The downside of this approach to tourism is that I couldn’t tell you where we ended up. I do recall the lovely park that we happened upon at the perfect time. The kids were hot and knackered and minutes from total melt-down when someone pitched up and started making giant bubbles. My children spend a happy while playing among the shimmering orbs, which bought us enough time to figure out how to get back to the car and home for much needed ice-cream.

What follows is, as ever, entirely unrelated…


Janet collapsed back into the long grass. Above her the spell glittered in the afternoon light, poised to be carried on the breeze to its destination. This one had really knocked the stuffing out of her. It was a source of some worry that casting was becoming harder.

She frowned up at the colours dancing over the surface of the spell. A tough casting was often a sign of faults in the fabric of the spell. There was nothing wrong with this one, though. Not that she could see, anyway. In ages past she would have had another fairy take a look. A fresh pair of eyes was always a help. It was always difficult to spot flaws in your own creations. Each piece of magic was a tiny, renewable, sliver of soul-stuff sent into the world to heal the wounds and wear of billions of beings living their lives. Finding imperfections in your own spells was hard. A skill that Janet had had to work on.

A second opinion wasn’t possible now. There were so few of them left. Once World Wardens had been everywhere, working their magic in harmony with a young world full of vigour and promise. The possibilities had been boundless and together they had been more than enough. The world had thrived.

But that had been before the Blight. It had taken so many of her brothers and sisters. Good fairies who had served the world well for eons. She didn’t understand the Blight. No one did. Not fully. What she knew chilled her to the core. Some metaphysical darkness took them. Changed them. The Blighted lived a horrid half-life confined to shadows. Their magic, when it came at all, was a weird, corrupted thing that brought no peace to the world. Blighted magic was selfish. It delivered joy only to its caster and none other.

She shook off the dark thoughts.

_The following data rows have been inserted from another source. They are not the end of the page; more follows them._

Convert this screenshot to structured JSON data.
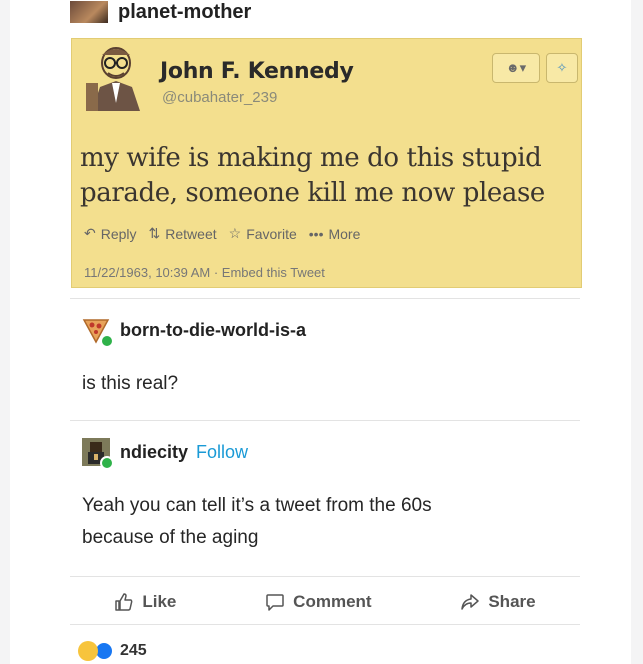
{
  "post": {
    "author": "planet-mother"
  },
  "tweet": {
    "name": "John F. Kennedy",
    "handle": "@cubahater_239",
    "text_line1": "my wife is making me do this stupid",
    "text_line2": "parade, someone kill me now please",
    "actions": [
      "Reply",
      "Retweet",
      "Favorite",
      "More"
    ],
    "meta": "11/22/1963, 10:39 AM · Embed this Tweet"
  },
  "comments": [
    {
      "username": "born-to-die-world-is-a",
      "lines": [
        "is this real?"
      ]
    },
    {
      "username": "ndiecity",
      "follow": "Follow",
      "lines": [
        "Yeah you can tell it’s a tweet from the 60s",
        "because of the aging"
      ]
    }
  ],
  "facebook": {
    "like": "Like",
    "comment": "Comment",
    "share": "Share",
    "reaction_count": "245"
  },
  "colors": {
    "tweet_bg": "#f3df8e",
    "follow": "#1a9ad6",
    "badge_green": "#2fb24a",
    "like_blue": "#1877f2"
  }
}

For all Janet knew thinking like that was how the Blight took hold of a fairy. The downward spiral of its lullaby should be resisted. She looked up again at the perfect globe of her spell. Against the vastness of the sky it was tiny. A speck of hope against a sea of indifference. Could it possibly be enough? It would have to be.

Janet dragged herself to her feet. Flexing her wings she took stock of her surroundings. A final scrap of woodland in a jungle of concrete and tarmac. A last bastion of nature. And yet life still thrived here. Leaves rustled under the hooves of a passing deer. Beneath the ground a sett of badgers slumbered, peacefully awaiting the evening’s hunting. The air was alive with buzzing wings. The world had not given up, and while that was true neither would she.

Magic thrummed through her veins as Janet summoned her power and cast another spell.